Worth the Candle
This memoir begins as 14-year-old Joseph or Lemosolai, the name depends on whether he's at his boarding school or with his nomadic family, tells a lion story. He's freshly home on a school vacation, having shed his slacks-and-blazer uniform for his cattle herder's beads and nanga. (The piece of red cloth is attire by day, blanket by night.) He's sleeping on a cowskin spread under the stars when he hears, this huge sound, like rain, but not really like rain. And even though he, unlike his brothers and cousins, spends much of his year at school, he still knows exactly what this sound means. He knows it as surely as your child knows a ringtone.
The cows are peeing because a lion is about to attack.
Facing the Lion opens with the lion attack and proceeds to describe the remarkable coming of age of Joseph Lemasolai Lekuton, who, when the book was published, was a twenty-something man dividing his time between a nomadic herdsman's life in northern Kenya and a teaching job at a private school near Washington, D.C. He had sustained this kind of cultural balancing act since the age of about 6, when the curious boy volunteered to seek an education but also pledged to himself that he also would be true to the rigorous expectations of Maasai culture.
This is a book to make novelists despair: Fiction simply cannot top it. Lemasolai's father died when he was very young; he's being raised by an indulgent mother, his father's other wife and his older brothers when he first goes to school. The Maasai livelihood depends on herds of cattle that must be moved amid grazing lands, so when Joseph is on break from school he finds a ride on the furthest-bound truck, and then gets out and starts running. With luck, he senses the right direction, and in 20 or so miles he finds his family. Or he starts over, running in a different direction. If his triangulation of the savanna takes too many days, he feels lucky when there's a cave to sleep in that's sheltered from hyenas.
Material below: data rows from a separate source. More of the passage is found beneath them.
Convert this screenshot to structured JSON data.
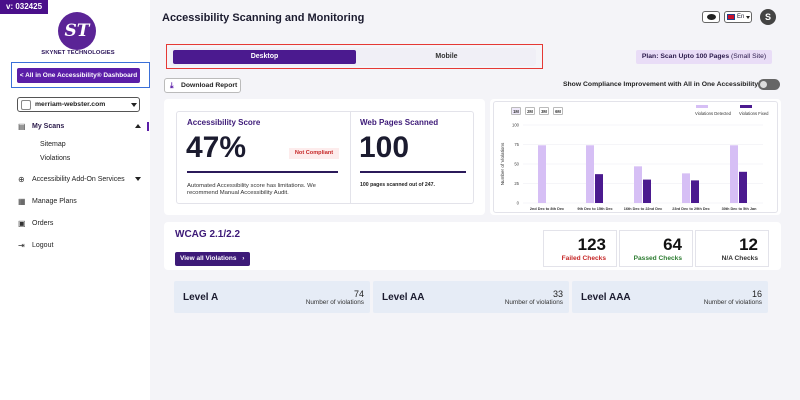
{
  "version": "v: 032425",
  "logo": {
    "monogram": "ST",
    "text": "SKYNET TECHNOLOGIES"
  },
  "sidebar": {
    "dashboard_button": "< All in One Accessibility® Dashboard",
    "site_select": "merriam-webster.com",
    "items": [
      {
        "label": "My Scans",
        "icon": "scan-icon"
      },
      {
        "label": "Accessibility Add-On Services",
        "icon": "plus-circle-icon"
      },
      {
        "label": "Manage Plans",
        "icon": "document-icon"
      },
      {
        "label": "Orders",
        "icon": "orders-icon"
      },
      {
        "label": "Logout",
        "icon": "logout-icon"
      }
    ],
    "subitems": [
      {
        "label": "Sitemap"
      },
      {
        "label": "Violations"
      }
    ]
  },
  "header": {
    "title": "Accessibility Scanning and Monitoring",
    "language": "En",
    "avatar_initial": "S"
  },
  "tabs": [
    {
      "label": "Desktop",
      "active": true
    },
    {
      "label": "Mobile",
      "active": false
    }
  ],
  "plan": {
    "prefix": "Plan:",
    "name": "Scan Upto 100 Pages",
    "size": "(Small Site)"
  },
  "download_button": "Download Report",
  "compliance_toggle": {
    "label": "Show Compliance Improvement with All in One Accessibility",
    "on": false
  },
  "score": {
    "title": "Accessibility Score",
    "value": "47%",
    "status": "Not Compliant",
    "note": "Automated Accessibility score has limitations. We recommend Manual Accessibility Audit."
  },
  "pages": {
    "title": "Web Pages Scanned",
    "value": "100",
    "note": "100 pages scanned out of 247."
  },
  "chart_data": {
    "type": "bar",
    "ranges": [
      "1M",
      "2M",
      "3M",
      "6M"
    ],
    "active_range": "1M",
    "ylabel": "Number of Violations",
    "ylim": [
      0,
      100
    ],
    "yticks": [
      "100",
      "75",
      "50",
      "25",
      "0"
    ],
    "categories": [
      "2nd Dec to 8th Dec",
      "9th Dec to 15th Dec",
      "16th Dec to 22nd Dec",
      "23rd Dec to 29th Dec",
      "30th Dec to 5th Jan"
    ],
    "series": [
      {
        "name": "Violations Detected",
        "color": "#d6bff5",
        "values": [
          74,
          74,
          47,
          38,
          74
        ]
      },
      {
        "name": "Violations Fixed",
        "color": "#4b1a8f",
        "values": [
          0,
          37,
          30,
          29,
          40
        ]
      }
    ]
  },
  "wcag": {
    "title": "WCAG 2.1/2.2",
    "button": "View all Violations",
    "stats": [
      {
        "value": "123",
        "label": "Failed Checks",
        "color": "#c62828"
      },
      {
        "value": "64",
        "label": "Passed Checks",
        "color": "#2e7d32"
      },
      {
        "value": "12",
        "label": "N/A Checks",
        "color": "#333333"
      }
    ],
    "levels": [
      {
        "name": "Level A",
        "count": "74",
        "sub": "Number of violations"
      },
      {
        "name": "Level AA",
        "count": "33",
        "sub": "Number of violations"
      },
      {
        "name": "Level AAA",
        "count": "16",
        "sub": "Number of violations"
      }
    ]
  }
}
In 121 compulsively readable pages, Joseph Lemasolai learns to read and write, plays soccer in a manner that results in the patronage of Kenya's president, comes to the United States for college, and eagerly undergoes the ritual circumcision that makes a man out of a Maasai youth. This episode, needless to say, can be stomach-churning, but it's also cultural anthropology at its page-turning best.
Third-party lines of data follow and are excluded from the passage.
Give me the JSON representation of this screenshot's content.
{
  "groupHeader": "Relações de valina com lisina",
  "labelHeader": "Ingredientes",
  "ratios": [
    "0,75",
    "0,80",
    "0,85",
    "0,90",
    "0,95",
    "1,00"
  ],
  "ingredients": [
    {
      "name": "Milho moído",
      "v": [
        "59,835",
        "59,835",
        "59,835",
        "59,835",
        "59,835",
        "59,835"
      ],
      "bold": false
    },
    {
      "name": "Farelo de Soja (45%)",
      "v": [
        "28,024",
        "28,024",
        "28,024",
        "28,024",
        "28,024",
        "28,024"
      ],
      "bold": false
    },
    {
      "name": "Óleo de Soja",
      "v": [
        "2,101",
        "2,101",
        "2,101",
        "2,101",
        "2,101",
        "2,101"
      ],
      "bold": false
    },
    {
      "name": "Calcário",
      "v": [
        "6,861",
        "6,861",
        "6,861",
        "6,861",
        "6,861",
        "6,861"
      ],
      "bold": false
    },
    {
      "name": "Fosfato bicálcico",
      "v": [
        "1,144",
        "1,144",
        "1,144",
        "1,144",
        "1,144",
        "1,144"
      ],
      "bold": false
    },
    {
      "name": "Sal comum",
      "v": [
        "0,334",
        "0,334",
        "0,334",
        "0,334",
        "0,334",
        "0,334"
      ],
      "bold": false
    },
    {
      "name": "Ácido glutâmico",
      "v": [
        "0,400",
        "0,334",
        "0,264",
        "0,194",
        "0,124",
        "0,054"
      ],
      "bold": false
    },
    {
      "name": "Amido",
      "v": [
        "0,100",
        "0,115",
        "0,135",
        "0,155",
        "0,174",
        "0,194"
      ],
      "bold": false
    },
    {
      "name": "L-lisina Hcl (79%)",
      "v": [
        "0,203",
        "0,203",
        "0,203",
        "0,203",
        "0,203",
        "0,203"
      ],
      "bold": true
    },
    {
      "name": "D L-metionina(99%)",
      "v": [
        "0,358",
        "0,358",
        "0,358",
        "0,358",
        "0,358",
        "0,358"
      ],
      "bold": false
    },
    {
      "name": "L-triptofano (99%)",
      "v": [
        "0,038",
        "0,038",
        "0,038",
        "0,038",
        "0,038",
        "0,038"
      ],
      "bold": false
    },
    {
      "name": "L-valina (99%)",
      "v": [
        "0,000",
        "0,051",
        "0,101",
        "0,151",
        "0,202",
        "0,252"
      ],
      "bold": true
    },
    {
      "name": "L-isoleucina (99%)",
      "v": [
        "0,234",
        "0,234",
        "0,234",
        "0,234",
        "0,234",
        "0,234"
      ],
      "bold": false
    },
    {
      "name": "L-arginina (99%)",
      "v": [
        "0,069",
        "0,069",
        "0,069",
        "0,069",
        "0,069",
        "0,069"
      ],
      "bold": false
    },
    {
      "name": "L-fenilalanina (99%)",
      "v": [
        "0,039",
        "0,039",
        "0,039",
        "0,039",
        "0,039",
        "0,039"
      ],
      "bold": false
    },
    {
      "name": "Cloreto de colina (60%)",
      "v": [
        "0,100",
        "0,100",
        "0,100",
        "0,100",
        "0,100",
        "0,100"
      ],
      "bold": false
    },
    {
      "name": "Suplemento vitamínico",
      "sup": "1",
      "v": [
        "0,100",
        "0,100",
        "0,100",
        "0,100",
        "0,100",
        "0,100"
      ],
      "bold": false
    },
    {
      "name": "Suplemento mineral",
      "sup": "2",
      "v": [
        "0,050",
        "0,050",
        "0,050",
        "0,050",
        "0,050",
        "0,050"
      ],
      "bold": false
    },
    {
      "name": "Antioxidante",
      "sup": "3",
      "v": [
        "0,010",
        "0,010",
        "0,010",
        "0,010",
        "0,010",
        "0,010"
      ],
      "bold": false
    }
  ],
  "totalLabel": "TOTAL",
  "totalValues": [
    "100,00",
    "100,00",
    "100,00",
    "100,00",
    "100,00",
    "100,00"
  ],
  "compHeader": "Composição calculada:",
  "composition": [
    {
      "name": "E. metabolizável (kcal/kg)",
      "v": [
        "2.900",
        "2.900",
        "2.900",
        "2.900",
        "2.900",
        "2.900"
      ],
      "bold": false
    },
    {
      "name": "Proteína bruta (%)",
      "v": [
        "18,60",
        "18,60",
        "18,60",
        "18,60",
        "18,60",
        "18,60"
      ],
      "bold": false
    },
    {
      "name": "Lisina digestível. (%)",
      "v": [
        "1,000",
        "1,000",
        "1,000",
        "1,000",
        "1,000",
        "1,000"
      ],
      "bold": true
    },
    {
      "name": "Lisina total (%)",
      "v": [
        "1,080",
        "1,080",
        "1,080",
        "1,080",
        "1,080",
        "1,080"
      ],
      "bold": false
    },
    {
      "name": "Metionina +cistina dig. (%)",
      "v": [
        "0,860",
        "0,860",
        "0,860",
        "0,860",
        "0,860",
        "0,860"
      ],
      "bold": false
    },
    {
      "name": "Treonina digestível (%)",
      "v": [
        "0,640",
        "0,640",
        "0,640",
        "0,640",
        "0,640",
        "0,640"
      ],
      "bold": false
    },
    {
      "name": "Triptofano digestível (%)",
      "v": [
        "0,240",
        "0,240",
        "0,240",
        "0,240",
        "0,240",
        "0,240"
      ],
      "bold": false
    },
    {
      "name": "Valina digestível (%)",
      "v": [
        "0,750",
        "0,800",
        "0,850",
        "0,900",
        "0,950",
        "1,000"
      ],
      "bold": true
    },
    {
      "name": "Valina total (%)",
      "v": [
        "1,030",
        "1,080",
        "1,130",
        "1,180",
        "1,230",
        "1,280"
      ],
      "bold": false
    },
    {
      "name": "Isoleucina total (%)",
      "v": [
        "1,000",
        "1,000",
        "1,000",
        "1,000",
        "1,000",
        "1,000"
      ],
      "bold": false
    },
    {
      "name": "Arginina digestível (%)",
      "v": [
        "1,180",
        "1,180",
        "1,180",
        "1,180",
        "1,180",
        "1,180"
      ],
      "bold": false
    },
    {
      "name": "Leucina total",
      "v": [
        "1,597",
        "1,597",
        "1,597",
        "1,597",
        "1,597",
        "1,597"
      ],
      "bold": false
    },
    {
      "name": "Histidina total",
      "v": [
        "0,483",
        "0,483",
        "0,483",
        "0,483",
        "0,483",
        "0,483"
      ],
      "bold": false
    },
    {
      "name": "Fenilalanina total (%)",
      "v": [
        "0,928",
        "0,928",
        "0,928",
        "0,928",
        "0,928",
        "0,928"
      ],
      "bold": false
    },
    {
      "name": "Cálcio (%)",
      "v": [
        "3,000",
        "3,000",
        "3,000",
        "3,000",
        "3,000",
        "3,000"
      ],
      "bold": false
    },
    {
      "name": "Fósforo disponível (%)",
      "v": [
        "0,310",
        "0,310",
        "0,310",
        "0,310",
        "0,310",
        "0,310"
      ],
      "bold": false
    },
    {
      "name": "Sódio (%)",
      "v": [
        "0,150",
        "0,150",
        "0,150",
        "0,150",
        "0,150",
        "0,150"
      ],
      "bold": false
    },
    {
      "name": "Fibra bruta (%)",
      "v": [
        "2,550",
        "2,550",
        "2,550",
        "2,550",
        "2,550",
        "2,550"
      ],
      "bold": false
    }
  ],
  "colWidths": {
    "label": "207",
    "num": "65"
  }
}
Facing the Lion is the kind of book that doubles as a conversion. Whatever you thought before-about Africa, say, or manhood, or work, or wealth, or even the whole human condition, gets shifted when you read this memoir. The world under the old sun just feels newer, more capacious. It's nice to know, too, that Lekuton, who has been instrumental in education and development projects in his homeland, was elected to Kenya's Parliament in 2007.